Launch of Investing in Health report
The ECCT participated in the launch of the "2023 Taiwan Investing in Health Report" that was commissioned to PwC by the International Research-Based Pharmaceutical Manufacturers Association (IRPMA). At the event ECCT Chairman Giuseppe made opening remarks and Boonhuey Ee, Co-Chair of the ECCT’s Healthcare Sustainability and Co-chair of IRPMA Investing in Health Committee made closing remarks.
The report highlights the fact that Taiwan’s Current Healthcare expenditures (CHE) as a share of Gross Domestic Product (GDP) are lower than those of comparable countries, and there is still room for growth in several health indicators. At the press conference for the launch, the ECCT was one of 14 organisations, along with medical and academic associations, the American Chamber of Commerce, Japanese Chamber of Commerce and patient groups that called for viewing healthcare expenditures as investments in health in order to establish a resilient and sustainable medical environment.
While Taiwan has long been renowned globally for its excellent health insurance and medical system, holds a competitive position in the biotechnology industry and Taiwan’s performance in various health indicators is good, according to the report’s findings, there is still room for improvement. When comparing standardised death rates for prevalent diseases like cancer, cerebrovascular diseases, and diabetes with five OECD countries (Canada, the UK, Germany, Japan, and South Korea) Taiwan’s rates are higher. Moreover, based on the Universal Health Coverage (UHC) index proposed by the World Health Organization, Taiwan lags behind those countries in basic health service coverage and medical financial burden, indicating untapped potential in major disease protection and healthcare accessibility.
The report analyses global data and finds that healthcare expenditure directly influences national health levels. Countries with higher CHE tend to have better life expectancy and lower disease-related disability-adjusted life years (DALY). Conversely, countries with lower healthcare spending, pharmaceutical spending and new drug reimbursement rates tend to have poorer life expectancy.

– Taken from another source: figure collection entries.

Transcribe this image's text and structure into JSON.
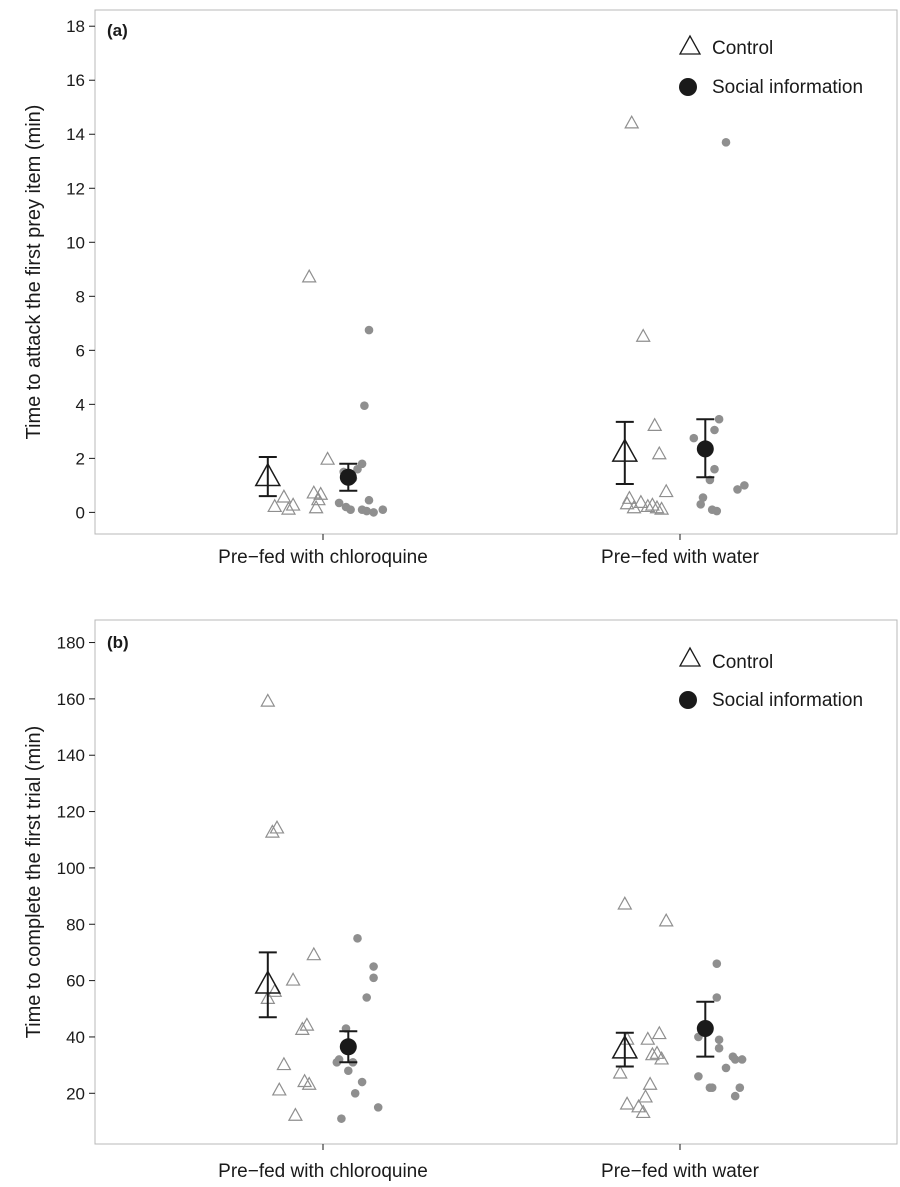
{
  "chart_data": [
    {
      "type": "scatter",
      "panel_label": "(a)",
      "ylabel": "Time to attack the first prey item (min)",
      "categories": [
        "Pre−fed with chloroquine",
        "Pre−fed with water"
      ],
      "ylim": [
        -0.8,
        18.6
      ],
      "yticks": [
        0,
        2,
        4,
        6,
        8,
        10,
        12,
        14,
        16,
        18
      ],
      "tick_labels": [
        "0",
        "2",
        "4",
        "6",
        "8",
        "10",
        "12",
        "14",
        "16",
        "18"
      ],
      "legend": {
        "position": "top-right",
        "entries": [
          "Control",
          "Social information"
        ]
      },
      "grid": false,
      "series": [
        {
          "name": "Control",
          "marker": "open-triangle",
          "raw": [
            [
              [
                -0.21,
                0.2
              ],
              [
                -0.17,
                0.55
              ],
              [
                -0.15,
                0.1
              ],
              [
                -0.13,
                0.25
              ],
              [
                -0.06,
                8.7
              ],
              [
                -0.04,
                0.7
              ],
              [
                -0.03,
                0.15
              ],
              [
                -0.02,
                0.45
              ],
              [
                -0.01,
                0.65
              ],
              [
                0.02,
                1.95
              ]
            ],
            [
              [
                -0.21,
                14.4
              ],
              [
                -0.23,
                0.3
              ],
              [
                -0.22,
                0.5
              ],
              [
                -0.2,
                0.15
              ],
              [
                -0.16,
                6.5
              ],
              [
                -0.17,
                0.35
              ],
              [
                -0.14,
                0.2
              ],
              [
                -0.12,
                0.25
              ],
              [
                -0.11,
                3.2
              ],
              [
                -0.1,
                0.15
              ],
              [
                -0.09,
                2.15
              ],
              [
                -0.08,
                0.1
              ],
              [
                -0.06,
                0.75
              ]
            ]
          ],
          "mean": [
            1.3,
            2.2
          ],
          "error": [
            [
              0.6,
              2.05
            ],
            [
              1.05,
              3.35
            ]
          ]
        },
        {
          "name": "Social information",
          "marker": "filled-circle",
          "raw": [
            [
              [
                0.07,
                0.35
              ],
              [
                0.09,
                1.5
              ],
              [
                0.1,
                0.2
              ],
              [
                0.12,
                0.1
              ],
              [
                0.13,
                1.25
              ],
              [
                0.15,
                1.6
              ],
              [
                0.17,
                1.8
              ],
              [
                0.17,
                0.1
              ],
              [
                0.18,
                3.95
              ],
              [
                0.19,
                0.05
              ],
              [
                0.2,
                0.45
              ],
              [
                0.2,
                6.75
              ],
              [
                0.22,
                0.0
              ],
              [
                0.26,
                0.1
              ]
            ],
            [
              [
                0.06,
                2.75
              ],
              [
                0.09,
                0.3
              ],
              [
                0.1,
                0.55
              ],
              [
                0.13,
                1.2
              ],
              [
                0.14,
                0.1
              ],
              [
                0.15,
                1.6
              ],
              [
                0.15,
                3.05
              ],
              [
                0.16,
                0.05
              ],
              [
                0.17,
                3.45
              ],
              [
                0.2,
                13.7
              ],
              [
                0.25,
                0.85
              ],
              [
                0.28,
                1.0
              ]
            ]
          ],
          "mean": [
            1.3,
            2.35
          ],
          "error": [
            [
              0.8,
              1.8
            ],
            [
              1.3,
              3.45
            ]
          ]
        }
      ]
    },
    {
      "type": "scatter",
      "panel_label": "(b)",
      "ylabel": "Time to complete the first trial (min)",
      "categories": [
        "Pre−fed with chloroquine",
        "Pre−fed with water"
      ],
      "ylim": [
        2,
        188
      ],
      "yticks": [
        20,
        40,
        60,
        80,
        100,
        120,
        140,
        160,
        180
      ],
      "tick_labels": [
        "20",
        "40",
        "60",
        "80",
        "100",
        "120",
        "140",
        "160",
        "180"
      ],
      "legend": {
        "position": "top-right",
        "entries": [
          "Control",
          "Social information"
        ]
      },
      "grid": false,
      "series": [
        {
          "name": "Control",
          "marker": "open-triangle",
          "raw": [
            [
              [
                -0.24,
                53.5
              ],
              [
                -0.24,
                159
              ],
              [
                -0.22,
                112.5
              ],
              [
                -0.21,
                56
              ],
              [
                -0.2,
                114
              ],
              [
                -0.19,
                21
              ],
              [
                -0.17,
                30
              ],
              [
                -0.13,
                60
              ],
              [
                -0.12,
                12
              ],
              [
                -0.09,
                42.5
              ],
              [
                -0.08,
                24
              ],
              [
                -0.07,
                44
              ],
              [
                -0.06,
                23
              ],
              [
                -0.04,
                69
              ]
            ],
            [
              [
                -0.26,
                27
              ],
              [
                -0.24,
                87
              ],
              [
                -0.23,
                39
              ],
              [
                -0.23,
                16
              ],
              [
                -0.18,
                15
              ],
              [
                -0.16,
                13
              ],
              [
                -0.15,
                18.5
              ],
              [
                -0.14,
                39
              ],
              [
                -0.13,
                23
              ],
              [
                -0.12,
                33.5
              ],
              [
                -0.1,
                34
              ],
              [
                -0.09,
                41
              ],
              [
                -0.08,
                32
              ],
              [
                -0.06,
                81
              ]
            ]
          ],
          "mean": [
            58.5,
            35.5
          ],
          "error": [
            [
              47,
              70
            ],
            [
              29.5,
              41.5
            ]
          ]
        },
        {
          "name": "Social information",
          "marker": "filled-circle",
          "raw": [
            [
              [
                0.06,
                31
              ],
              [
                0.07,
                32
              ],
              [
                0.08,
                11
              ],
              [
                0.1,
                43
              ],
              [
                0.11,
                28
              ],
              [
                0.13,
                31
              ],
              [
                0.14,
                20
              ],
              [
                0.15,
                75
              ],
              [
                0.17,
                24
              ],
              [
                0.19,
                54
              ],
              [
                0.22,
                65
              ],
              [
                0.22,
                61
              ],
              [
                0.24,
                15
              ]
            ],
            [
              [
                0.08,
                40
              ],
              [
                0.08,
                26
              ],
              [
                0.13,
                22
              ],
              [
                0.14,
                22
              ],
              [
                0.16,
                66
              ],
              [
                0.16,
                54
              ],
              [
                0.17,
                36
              ],
              [
                0.17,
                39
              ],
              [
                0.2,
                29
              ],
              [
                0.23,
                33
              ],
              [
                0.24,
                32
              ],
              [
                0.24,
                19
              ],
              [
                0.26,
                22
              ],
              [
                0.27,
                32
              ]
            ]
          ],
          "mean": [
            36.5,
            43
          ],
          "error": [
            [
              31,
              42
            ],
            [
              33,
              52.5
            ]
          ]
        }
      ]
    }
  ],
  "colors": {
    "raw_points": "#8f8f8f",
    "summary": "#1a1a1a",
    "axis": "#1a1a1a",
    "frame": "#b8b8b8"
  }
}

Taiwan’s CHE as a percentage of GDP is only 6.1%, lower than the OECD average of 9.6%, with pharmaceutical expenditure accounting for only 1.2% of GDP. Limited budgets significantly impact medical resources. For instance, In Japan, up to 95% of new drugs have been included in the national health insurance coverage, with most receiving reimbursement within 60 days, and the slowest taking no more than 90 days. In contrast, the reimbursement process for new drugs in Taiwan’s national health insurance system takes an average of over 700 days, and the approval rate continues to decline. As of 2021, only 55% of new drugs have received reimbursement approval (based on accumulated statistics over six years). Starting from 2050, Taiwan is expected to become an ultra-aged society with over seven million people aged 65 and over, resulting in medical expenses exceeding NT$620 billion annually.
According to a survey by the European Federation of Pharmaceutical Industries and Associations (EFPIA), innovative cancer treatments contribute €717 million annually to the EU’s GDP. In addition, Japan, which operates a similar social health insurance system, raised its consumption tax rate from 5% to 8% in 2014, and further raised it to 10% in 2019, allocating the revenue to support childcare, healthcare, and long-term care services. This resulted in significant improvements in life expectancy and health indicators, serving as a reference for Taiwan.
Regarding the implementation of investing in health policies, the report consolidates opinions from various sectors and proposes the following recommendations:
1. Expand diversified funding for national health insurance and improve resource utilisation efficiency, fostering a shared consensus on "investing in health" among the public.
2. Refer to international standards to raise healthcare expenditure, with Japan’s healthcare expenditure as a percentage of GDP at 11% as a long-term goal and gradually approaching the OECD average of 8-9% as a short-term goal.
3. Improve accessibility to new drugs to enhance national health and strengthen the alignment of Taiwan’s healthcare system with international standards and the competitiveness of the biotechnology industry.
4. Establish a cross-ministerial task force under the Executive Yuan, making increasing investment in health and improving health indicators part of the policy objectives, promoting the "Whole-of-government approach" collaboration, and continuously gathering opinions from private organisations for policy-making considerations.